The innovative SMART protocol for treating pleural mesothelioma cancer is on the verge of getting smarter.
Doctors at the Princess Margaret Cancer Center in Toronto — where the SMART approach was first used — are designing a new protocol that will incorporate immunotherapy into the high-dose radiation/aggressive surgery mix that has been so successful.
It will be known as SMART v2.0, the acronym for an improved version of Surgery for Mesothelioma After Radiation Therapy.
“We’re still getting a grip on all the different potential interactions,” Dr. John Cho of the cancer center’s clinical research unit told Asbestos.com. “We’re deciding the details but with a strong interest in including these new, exciting immunotherapy insights.”
The original SMART protocol for mesothelioma involves accelerated hypofractionated radiation, preceding the aggressive extrapleural pneumonectomy (EPP) surgery.
Most mesothelioma specialty centers in the U.S. with a multimodal approach first use chemotherapy, followed by surgery, and conclude with a lower dose of radiation if necessary.
The reverse-order approach from Toronto resulted in a 66 percent, three-year survival rate among patients with the epithelial subtype of mesothelioma and no lymph node involvement, almost double the normal rate in the U.S.
That study, presented at the annual America Association for Thoracic Surgery meeting, reported a median overall survival and disease-free survival at 51 and 47 months, respectively.
“We believe this approach is making a difference. We’ve been doing it a lot, and it works,” Cho said. “When you have an aggressive tumor [like mesothelioma], you need management that will match it aggressively.”
Several factors, including the belief that high-dose radiation alone activates a patient’s own immune system against the cancer, sparked the move to add immunotherapy to the treatment mix.
Researchers in Toronto also recently published results from a mouse-model study, involving the addition of different immunotherapy drugs combined with the high dose radiation, in the journal Clinical Cancer Research.
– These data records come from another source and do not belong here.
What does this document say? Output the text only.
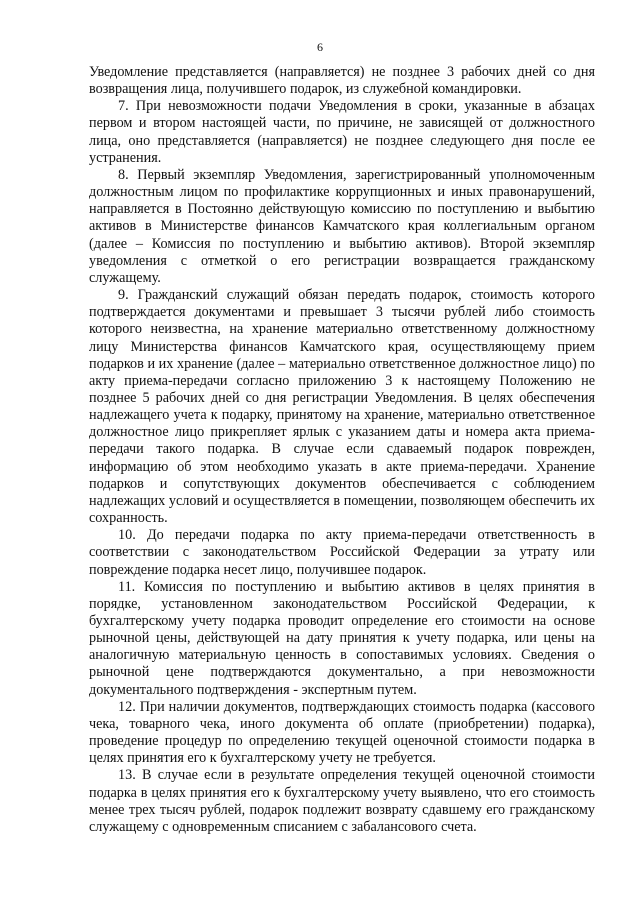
6

Уведомление представляется (направляется) не позднее 3 рабочих дней со дня возвращения лица, получившего подарок, из служебной командировки.

7. При невозможности подачи Уведомления в сроки, указанные в абзацах первом и втором настоящей части, по причине, не зависящей от должностного лица, оно представляется (направляется) не позднее следующего дня после ее устранения.

8. Первый экземпляр Уведомления, зарегистрированный уполномоченным должностным лицом по профилактике коррупционных и иных правонарушений, направляется в Постоянно действующую комиссию по поступлению и выбытию активов в Министерстве финансов Камчатского края коллегиальным органом (далее – Комиссия по поступлению и выбытию активов). Второй экземпляр уведомления с отметкой о его регистрации возвращается гражданскому служащему.

9. Гражданский служащий обязан передать подарок, стоимость которого подтверждается документами и превышает 3 тысячи рублей либо стоимость которого неизвестна, на хранение материально ответственному должностному лицу Министерства финансов Камчатского края, осуществляющему прием подарков и их хранение (далее – материально ответственное должностное лицо) по акту приема-передачи согласно приложению 3 к настоящему Положению не позднее 5 рабочих дней со дня регистрации Уведомления. В целях обеспечения надлежащего учета к подарку, принятому на хранение, материально ответственное должностное лицо прикрепляет ярлык с указанием даты и номера акта приема-передачи такого подарка. В случае если сдаваемый подарок поврежден, информацию об этом необходимо указать в акте приема-передачи. Хранение подарков и сопутствующих документов обеспечивается с соблюдением надлежащих условий и осуществляется в помещении, позволяющем обеспечить их сохранность.

10. До передачи подарка по акту приема-передачи ответственность в соответствии с законодательством Российской Федерации за утрату или повреждение подарка несет лицо, получившее подарок.

11. Комиссия по поступлению и выбытию активов в целях принятия в порядке, установленном законодательством Российской Федерации, к бухгалтерскому учету подарка проводит определение его стоимости на основе рыночной цены, действующей на дату принятия к учету подарка, или цены на аналогичную материальную ценность в сопоставимых условиях. Сведения о рыночной цене подтверждаются документально, а при невозможности документального подтверждения - экспертным путем.

12. При наличии документов, подтверждающих стоимость подарка (кассового чека, товарного чека, иного документа об оплате (приобретении) подарка), проведение процедур по определению текущей оценочной стоимости подарка в целях принятия его к бухгалтерскому учету не требуется.

13. В случае если в результате определения текущей оценочной стоимости подарка в целях принятия его к бухгалтерскому учету выявлено, что его стоимость менее трех тысяч рублей, подарок подлежит возврату сдавшему его гражданскому служащему с одновременным списанием с забалансового счета.
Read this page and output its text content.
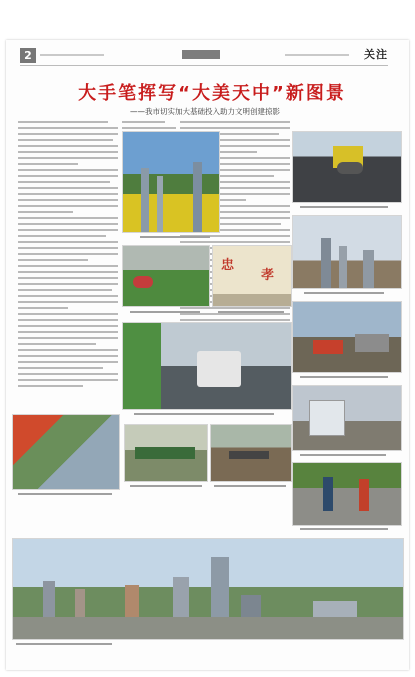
2	关注
大手笔挥写“大美天中”新图景
——我市切实加大基础投入助力文明创建掠影
忠
孝
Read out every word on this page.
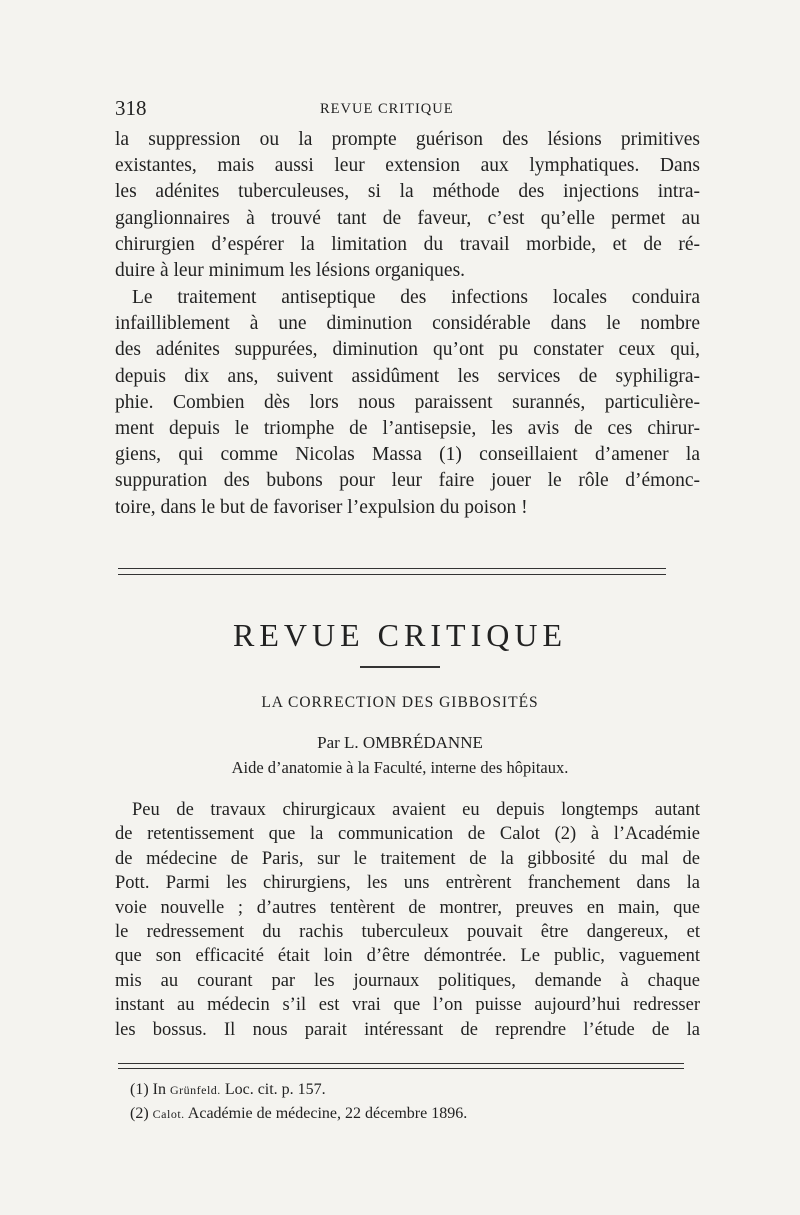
318	REVUE CRITIQUE

la suppression ou la prompte guérison des lésions primitives
existantes, mais aussi leur extension aux lymphatiques. Dans
les adénites tuberculeuses, si la méthode des injections intra-
ganglionnaires à trouvé tant de faveur, c’est qu’elle permet au
chirurgien d’espérer la limitation du travail morbide, et de ré-
duire à leur minimum les lésions organiques.

Le traitement antiseptique des infections locales conduira
infailliblement à une diminution considérable dans le nombre
des adénites suppurées, diminution qu’ont pu constater ceux qui,
depuis dix ans, suivent assidûment les services de syphiligra-
phie. Combien dès lors nous paraissent surannés, particulière-
ment depuis le triomphe de l’antisepsie, les avis de ces chirur-
giens, qui comme Nicolas Massa (1) conseillaient d’amener la
suppuration des bubons pour leur faire jouer le rôle d’émonc-
toire, dans le but de favoriser l’expulsion du poison !

REVUE CRITIQUE
LA CORRECTION DES GIBBOSITÉS
Par L. OMBRÉDANNE
Aide d’anatomie à la Faculté, interne des hôpitaux.

Peu de travaux chirurgicaux avaient eu depuis longtemps autant
de retentissement que la communication de Calot (2) à l’Académie
de médecine de Paris, sur le traitement de la gibbosité du mal de
Pott. Parmi les chirurgiens, les uns entrèrent franchement dans la
voie nouvelle ; d’autres tentèrent de montrer, preuves en main, que
le redressement du rachis tuberculeux pouvait être dangereux, et
que son efficacité était loin d’être démontrée. Le public, vaguement
mis au courant par les journaux politiques, demande à chaque
instant au médecin s’il est vrai que l’on puisse aujourd’hui redresser
les bossus. Il nous parait intéressant de reprendre l’étude de la

(1) In Grünfeld. Loc. cit. p. 157.
(2) Calot. Académie de médecine, 22 décembre 1896.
The study showed increased efficacy with various combinations.
“The ultimate goal, of course, is to translate this type of lab research into the clinic,” Cho said. “These immunotherapy agents are very specific and only work in certain circumstance. Predicting the behavior is very complex.”
Cho estimates that it will be 6-12 months before a new clinical protocol with immunotherapy is started.
Despite its impressive results, not all researchers and doctors embrace the SMART approach. The reason: It’s an aggressive treatment.
The high level of radiation before surgery eliminates the option of leaving the lung intact. The EPP is designed to remove the entire lung, the lining around it and parts of the diaphragm.
In some instances, though, a surgeon will change course, and do less, once the chest is opened. The radiation eliminates that option. There is no turning back once the SMART procedure begins. It requires close coordination between the radiologist and surgical staff.
According to previous studies, 80-85 percent of the patients in the U.S. who begin an EPP actually have the entire lung removed. The SMART approach requires a much-stricter patient selection process.
“A specific activation of the immune system against the tumor contributes to the benefit of accelerated hypofractionated radiation before surgery,” authors of the latest study wrote. “In conclusion, we demonstrated the importance of the immune system in the benefit of clinical protocols using…radiation followed by surgery.”